Like many American homes, the Clarks’ home wasn’t insulated until 1985, even though they lived up in the hills of New Hampshire where the snow banks were routinely five to 10 feet high for most of the winter. Homes in Hanover, 10 miles to the south, were probably emitting about 10 tons of carbon per year just for heating. Meanwhile, heating for Charlie and Mildred’s three-bedroom farmhouse was carbon neutral.

Wilbur worked at Nichols Hardware store, which specialized in wood stoves, as many hardware stores in New England did back then. He estimated that even in 1985, about 75 percent of the residents of the towns of Lyme and Lyme Center used wood as their main heating source (more and more were getting oil furnaces, but usually just as a back-up to their wood furnace or stove. Propane was sometimes added for hot water and cooking, but rarely for heat). Of that 75 percent, about 10 percent had their own woodlots and never bought wood. Many others bought whole logs, delivered on tractor-trailers, then cut and split it themselves. Others bought green split cords and a few bought seasoned, split cords. In the mid-80s, the price of a cord reached $100, to the consternation of most of the town.

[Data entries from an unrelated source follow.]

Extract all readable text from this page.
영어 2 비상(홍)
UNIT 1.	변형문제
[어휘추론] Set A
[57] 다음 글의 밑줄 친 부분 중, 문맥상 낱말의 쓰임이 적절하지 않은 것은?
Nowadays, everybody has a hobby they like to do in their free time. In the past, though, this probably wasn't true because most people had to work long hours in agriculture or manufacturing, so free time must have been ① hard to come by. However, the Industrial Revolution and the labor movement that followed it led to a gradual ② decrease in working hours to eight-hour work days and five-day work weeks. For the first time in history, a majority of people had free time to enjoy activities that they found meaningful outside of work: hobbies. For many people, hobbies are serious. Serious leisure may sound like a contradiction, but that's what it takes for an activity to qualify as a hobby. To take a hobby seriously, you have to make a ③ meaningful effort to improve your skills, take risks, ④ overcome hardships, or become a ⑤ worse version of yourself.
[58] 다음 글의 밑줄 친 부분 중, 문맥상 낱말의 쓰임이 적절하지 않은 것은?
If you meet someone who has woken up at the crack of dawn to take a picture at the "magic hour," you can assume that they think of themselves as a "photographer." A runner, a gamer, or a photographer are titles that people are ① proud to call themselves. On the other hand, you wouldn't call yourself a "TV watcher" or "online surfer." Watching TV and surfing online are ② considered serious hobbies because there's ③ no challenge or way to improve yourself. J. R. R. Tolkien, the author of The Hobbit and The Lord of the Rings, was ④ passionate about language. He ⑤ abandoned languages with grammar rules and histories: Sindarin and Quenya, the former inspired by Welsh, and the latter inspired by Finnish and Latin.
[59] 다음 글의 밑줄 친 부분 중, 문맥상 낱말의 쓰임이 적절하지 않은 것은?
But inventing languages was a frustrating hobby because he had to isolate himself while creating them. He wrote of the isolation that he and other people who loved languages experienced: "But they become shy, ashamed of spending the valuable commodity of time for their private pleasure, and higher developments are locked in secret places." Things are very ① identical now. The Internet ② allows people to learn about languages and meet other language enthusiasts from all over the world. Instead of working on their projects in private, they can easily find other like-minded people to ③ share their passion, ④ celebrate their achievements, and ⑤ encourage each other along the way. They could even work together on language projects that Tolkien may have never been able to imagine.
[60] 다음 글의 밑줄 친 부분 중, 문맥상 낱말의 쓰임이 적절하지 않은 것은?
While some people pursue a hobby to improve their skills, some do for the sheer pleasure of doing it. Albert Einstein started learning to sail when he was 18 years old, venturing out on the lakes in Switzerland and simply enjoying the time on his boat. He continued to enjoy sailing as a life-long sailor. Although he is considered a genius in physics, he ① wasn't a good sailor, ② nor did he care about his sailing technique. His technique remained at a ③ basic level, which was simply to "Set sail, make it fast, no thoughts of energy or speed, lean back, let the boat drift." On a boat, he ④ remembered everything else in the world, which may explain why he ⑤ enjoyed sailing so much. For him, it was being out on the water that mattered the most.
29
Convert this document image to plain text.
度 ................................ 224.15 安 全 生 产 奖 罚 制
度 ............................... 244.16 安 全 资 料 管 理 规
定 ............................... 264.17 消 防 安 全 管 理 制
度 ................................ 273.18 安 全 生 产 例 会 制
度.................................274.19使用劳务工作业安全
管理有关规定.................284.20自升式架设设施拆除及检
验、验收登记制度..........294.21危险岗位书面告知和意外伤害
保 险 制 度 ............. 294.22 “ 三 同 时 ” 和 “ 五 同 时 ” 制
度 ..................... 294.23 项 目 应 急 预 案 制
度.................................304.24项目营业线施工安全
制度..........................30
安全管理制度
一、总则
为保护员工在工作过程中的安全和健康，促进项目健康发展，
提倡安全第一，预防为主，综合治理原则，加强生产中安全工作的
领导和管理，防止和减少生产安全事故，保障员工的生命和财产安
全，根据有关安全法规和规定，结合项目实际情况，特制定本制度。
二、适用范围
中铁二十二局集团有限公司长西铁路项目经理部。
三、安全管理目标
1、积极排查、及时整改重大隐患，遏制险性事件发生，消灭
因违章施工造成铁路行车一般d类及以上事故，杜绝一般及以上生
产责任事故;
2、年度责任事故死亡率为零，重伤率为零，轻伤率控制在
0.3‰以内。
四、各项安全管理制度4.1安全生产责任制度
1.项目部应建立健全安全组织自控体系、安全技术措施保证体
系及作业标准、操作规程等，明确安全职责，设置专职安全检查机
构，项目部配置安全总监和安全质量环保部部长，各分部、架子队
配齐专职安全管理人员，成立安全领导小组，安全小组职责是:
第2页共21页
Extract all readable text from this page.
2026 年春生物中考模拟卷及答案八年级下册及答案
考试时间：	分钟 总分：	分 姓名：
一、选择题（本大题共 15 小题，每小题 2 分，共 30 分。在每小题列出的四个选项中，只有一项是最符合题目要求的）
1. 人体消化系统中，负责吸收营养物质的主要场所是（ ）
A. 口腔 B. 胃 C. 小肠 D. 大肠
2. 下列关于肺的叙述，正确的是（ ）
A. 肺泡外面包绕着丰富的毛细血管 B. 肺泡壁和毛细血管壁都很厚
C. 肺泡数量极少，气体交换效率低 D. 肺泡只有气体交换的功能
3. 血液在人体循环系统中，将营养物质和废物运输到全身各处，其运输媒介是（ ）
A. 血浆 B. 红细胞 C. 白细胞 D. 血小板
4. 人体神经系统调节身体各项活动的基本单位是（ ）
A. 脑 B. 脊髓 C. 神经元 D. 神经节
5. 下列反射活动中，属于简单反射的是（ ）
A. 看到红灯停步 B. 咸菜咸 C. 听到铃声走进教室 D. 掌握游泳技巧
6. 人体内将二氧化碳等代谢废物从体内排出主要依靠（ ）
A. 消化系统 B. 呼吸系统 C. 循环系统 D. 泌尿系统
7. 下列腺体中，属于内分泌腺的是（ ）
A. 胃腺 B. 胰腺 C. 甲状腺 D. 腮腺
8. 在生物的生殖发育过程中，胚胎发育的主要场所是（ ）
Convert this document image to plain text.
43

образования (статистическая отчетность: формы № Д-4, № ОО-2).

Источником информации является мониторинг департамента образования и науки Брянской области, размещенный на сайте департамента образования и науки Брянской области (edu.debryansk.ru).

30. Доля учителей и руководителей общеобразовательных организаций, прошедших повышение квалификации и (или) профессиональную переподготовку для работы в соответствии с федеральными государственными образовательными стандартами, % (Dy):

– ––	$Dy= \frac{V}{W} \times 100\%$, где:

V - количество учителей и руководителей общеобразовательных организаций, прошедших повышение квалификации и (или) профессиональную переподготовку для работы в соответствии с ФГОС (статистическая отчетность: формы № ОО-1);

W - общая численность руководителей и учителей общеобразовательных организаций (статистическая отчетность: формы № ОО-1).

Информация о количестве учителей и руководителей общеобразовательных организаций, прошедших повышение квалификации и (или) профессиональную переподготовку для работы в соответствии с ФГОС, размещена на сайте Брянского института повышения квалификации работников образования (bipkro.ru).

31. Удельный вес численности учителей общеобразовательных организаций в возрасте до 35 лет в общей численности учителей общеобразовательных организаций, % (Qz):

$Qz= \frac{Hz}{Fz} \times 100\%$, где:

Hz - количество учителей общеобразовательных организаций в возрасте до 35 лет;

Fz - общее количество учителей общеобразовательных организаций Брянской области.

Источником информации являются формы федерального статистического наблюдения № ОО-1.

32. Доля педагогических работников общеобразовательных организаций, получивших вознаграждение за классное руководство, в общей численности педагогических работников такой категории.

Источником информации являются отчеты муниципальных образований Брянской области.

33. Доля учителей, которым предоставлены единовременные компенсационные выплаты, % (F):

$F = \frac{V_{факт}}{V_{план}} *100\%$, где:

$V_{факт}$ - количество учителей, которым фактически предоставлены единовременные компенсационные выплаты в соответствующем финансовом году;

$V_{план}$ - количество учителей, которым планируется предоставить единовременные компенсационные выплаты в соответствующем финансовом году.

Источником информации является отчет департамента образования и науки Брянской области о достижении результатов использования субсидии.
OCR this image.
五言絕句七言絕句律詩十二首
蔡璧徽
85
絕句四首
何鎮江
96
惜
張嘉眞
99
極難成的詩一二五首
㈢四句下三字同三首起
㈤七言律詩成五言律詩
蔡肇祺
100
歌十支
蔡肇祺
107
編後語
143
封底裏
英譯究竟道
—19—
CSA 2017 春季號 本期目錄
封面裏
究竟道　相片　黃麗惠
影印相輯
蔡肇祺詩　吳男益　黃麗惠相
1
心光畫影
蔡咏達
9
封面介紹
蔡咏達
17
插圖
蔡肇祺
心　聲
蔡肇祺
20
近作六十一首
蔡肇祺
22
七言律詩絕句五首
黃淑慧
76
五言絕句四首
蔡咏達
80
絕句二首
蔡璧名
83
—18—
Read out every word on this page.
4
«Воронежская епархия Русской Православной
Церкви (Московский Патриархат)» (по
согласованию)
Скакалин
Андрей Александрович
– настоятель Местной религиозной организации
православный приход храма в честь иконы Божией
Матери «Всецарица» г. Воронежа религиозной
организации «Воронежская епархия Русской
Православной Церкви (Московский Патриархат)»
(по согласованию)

Charlie and Mildred’s cook stove, a Sears Kenmore bought in 1945, is still in use in the house of one of their great, great grandchildren. The water jacket rusted out in the late 1990s so it’s not used for hot water anymore, but, otherwise, it is still going strong. One of the wood stoves in their house used from the 30s through the mid-50s, a Rural Andes, was inherited from their grandparents, and is now being used by the fourth generation, in Wilbur’s summer cottage in Enfield, NH, where evenings can be cool enough for a small fire.

Charlie and Mildred’s lives were very low carbon in other ways as well, because they had a family farm and were relatively self-sufficient. They came from a generation that was gradually ridding itself of wood heat, as people could afford coal, and then gas or oil. Of course, their choice to continue heating their house and water with wood was not at all motivated by global warming. Charlie hadn’t even heard of it in 1985 when he passed away, and Mildred continued using wood until just a few years before her death in 2006 out of habit, comfort and economics. The Clarks used wood because it was renewable- it regenerated itself all around them on their 150-acre farm for decades. Only in retrospect can we calculate the carbon emissions that they would have caused if they had been using coal and oil, like many in New England. The Clarks should be considered renewable energy heroes, just as the pioneers of wind and solar in the 1970s were.

1 Avoided carbon emissions by Mildred and Charlie were calculated using the assumption that they would have otherwise used coal heat from 1935-1955 and oil heat from 1955-2005, like many others in their region chose to do. According to the EIA, one ton of high-grade anthracite coal emits 2.84 tons of CO2 when it burns. An average New England home would burn 5.86 tons of coal each year, for total CO2 emissions of 16.64 tons per year for 20 years. Burning coal until 1955, they would have added 332.85 tons of CO2 to the atmosphere. An average New Hampshire home using fuel oil will burn 855 gallons each year, producing nearly 10 tons of CO2. Over 50 years, the Clarks would have emitted 478.45 tons of CO2 if they had used heating oil. By burning wood instead of “upgrading” to coal and oil, they prevented 811.3 tons of CO2 from contributing to climate change.